だが、ラッシュは気づいていない。――既に、彼の両腕には無数の裂傷が走っていた。膝の軟骨は音を立てて擦り減り、背中には先ほどのビームの余熱による火傷が残る。超強化された肉体ですら、あまりに激しい連戦には限界がある。
「兵は展開せよ!奴の動きは単調だ!」
アシミルが通信を飛ばすと、背後にいた銀の鎧を着た無数のエイリアンが、一斉にラッシュへ飛びかかった。
「僕、ヒーロー……!」
そう呟くと同時に、ラッシュの全身が爆発的に跳ね上がる。筋肉が隆起し、皮膚が硬質化する。無数のエイリアンを同時に叩き伏せ、コンクリートを抉る。
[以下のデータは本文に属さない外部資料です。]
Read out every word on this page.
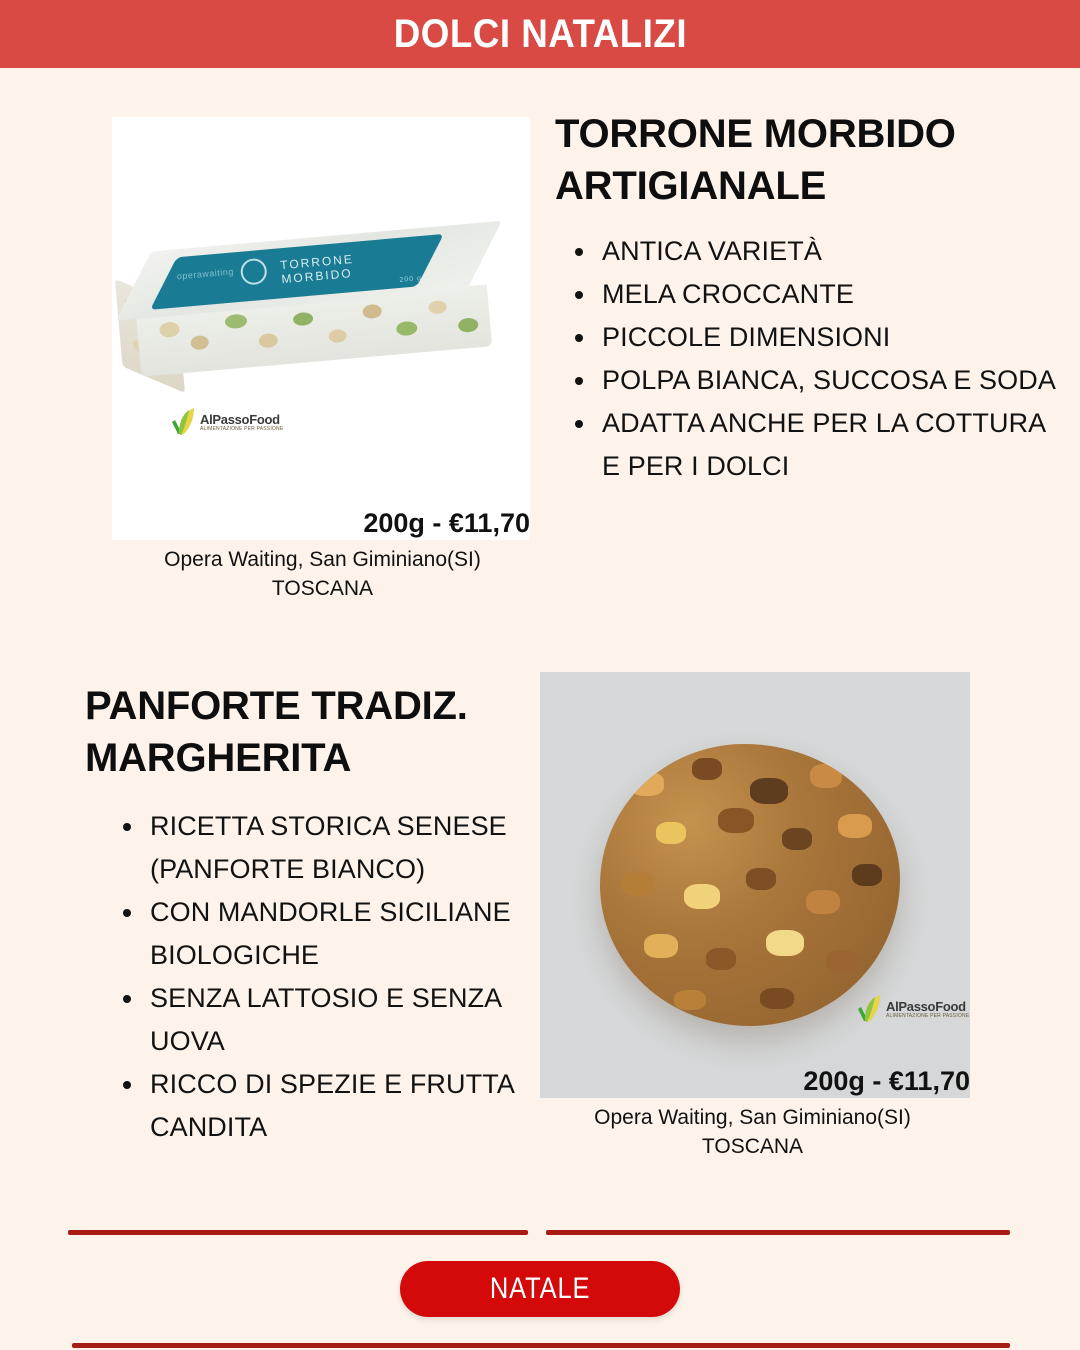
DOLCI NATALIZI
operawaiting
TORRONE MORBIDO	200 g
AlPassoFood
ALIMENTAZIONE PER PASSIONE
TORRONE MORBIDO ARTIGIANALE
• ANTICA VARIETÀ
• MELA CROCCANTE
• PICCOLE DIMENSIONI
• POLPA BIANCA, SUCCOSA E SODA
• ADATTA ANCHE PER LA COTTURA E PER I DOLCI
200g - €11,70
Opera Waiting, San Giminiano(SI)
TOSCANA
PANFORTE TRADIZ. MARGHERITA
• RICETTA STORICA SENESE (PANFORTE BIANCO)
• CON MANDORLE SICILIANE BIOLOGICHE
• SENZA LATTOSIO E SENZA UOVA
• RICCO DI SPEZIE E FRUTTA CANDITA
AlPassoFood
ALIMENTAZIONE PER PASSIONE
200g - €11,70
Opera Waiting, San Giminiano(SI)
TOSCANA
NATALE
しかしその隙――アシミルが手にしていた漆黒の剣がラッシュの脇腹を裂いた。
鮮血が飛び散る。ラッシュの身体がよろめく。
「ラッシュ――っ!!」
所長の叫びがモニター越しに響くが、ラッシュは振り返らない。代わりに、崩れ落ちそうな膝に力を込め、もう一歩、前へ出た。
(痛い。怖い……)
ラッシュはその思考を、言葉にはできない。だが、彼の心の奥には確かなものがあった。
――この場所には、自分を笑わなかった人たちがいる。
――ご飯をくれた人がいる。頭を撫でてくれた人がいる。
「……ヒーロー!」
まるで自分に言い聞かせるように、ラッシュは再び拳を振るう。アシミルの顎を打ち抜き、周囲のエイリアンを巻き込んで大地に叩きつけた。
「所長、ラッシュの戦闘能力が限界値を超えています!このままでは――」
「……耐えろ、ラッシュ。あと数分で、復旧できる……!」
その声に応えるように、傷だらけの体でラッシュは立ち上がった。剥き出しになった骨が見えている。それでも彼は、瞳だけは曇らせなかった。
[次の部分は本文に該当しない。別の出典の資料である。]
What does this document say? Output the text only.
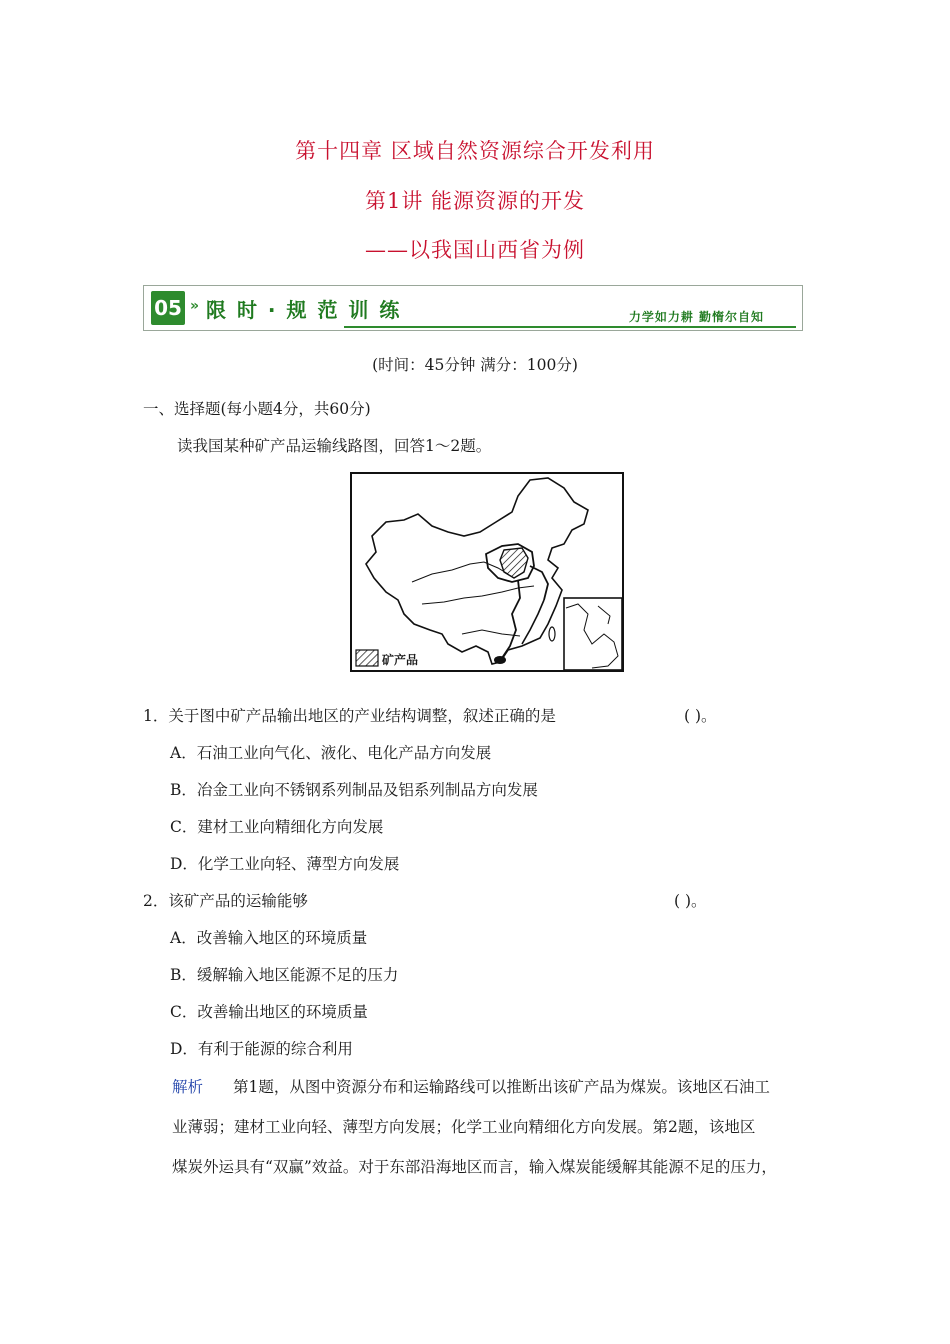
第十四章 区域自然资源综合开发利用
第1讲 能源资源的开发
——以我国山西省为例
05 » 限 时 · 规 范 训 练	力学如力耕 勤惰尔自知
(时间：45分钟 满分：100分)
一、选择题(每小题4分，共60分)
读我国某种矿产品运输线路图，回答1～2题。
矿产品
1．关于图中矿产品输出地区的产业结构调整，叙述正确的是	( )。
A．石油工业向气化、液化、电化产品方向发展
B．冶金工业向不锈钢系列制品及铝系列制品方向发展
C．建材工业向精细化方向发展
D．化学工业向轻、薄型方向发展
2．该矿产品的运输能够	( )。
A．改善输入地区的环境质量
B．缓解输入地区能源不足的压力
C．改善输出地区的环境质量
D．有利于能源的综合利用
解析 第1题，从图中资源分布和运输路线可以推断出该矿产品为煤炭。该地区石油工
业薄弱；建材工业向轻、薄型方向发展；化学工业向精细化方向发展。第2题，该地区
煤炭外运具有“双赢”效益。对于东部沿海地区而言，输入煤炭能缓解其能源不足的压力，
アシミルが立ち上がる。鎧に亀裂が走り、額から青い血が滴っている。だが、彼の顔には恐れではなく、興味が浮かんでいた。
「なるほど。これが人類の“本気”か……だが、そろそろ仕留めねばなるまい」
無数のエイリアンが周囲を取り囲む。ラッシュの視界が揺れる。だが、朦朧とする意識の中、脳裏に浮かぶのは、あの画面の中で大暴れしていた緑の巨人。
――そう、あれが「ヒーロー」だった。
自分も、なれると信じた。
(僕、ヒーロー……!)
心の叫び声とともに、ラッシュは最後の気力を振り絞って走り出した。
その一歩が、次の奇跡への始まりになることを、まだ誰も知らない。
異世界おじさんの2期は、まだかな~。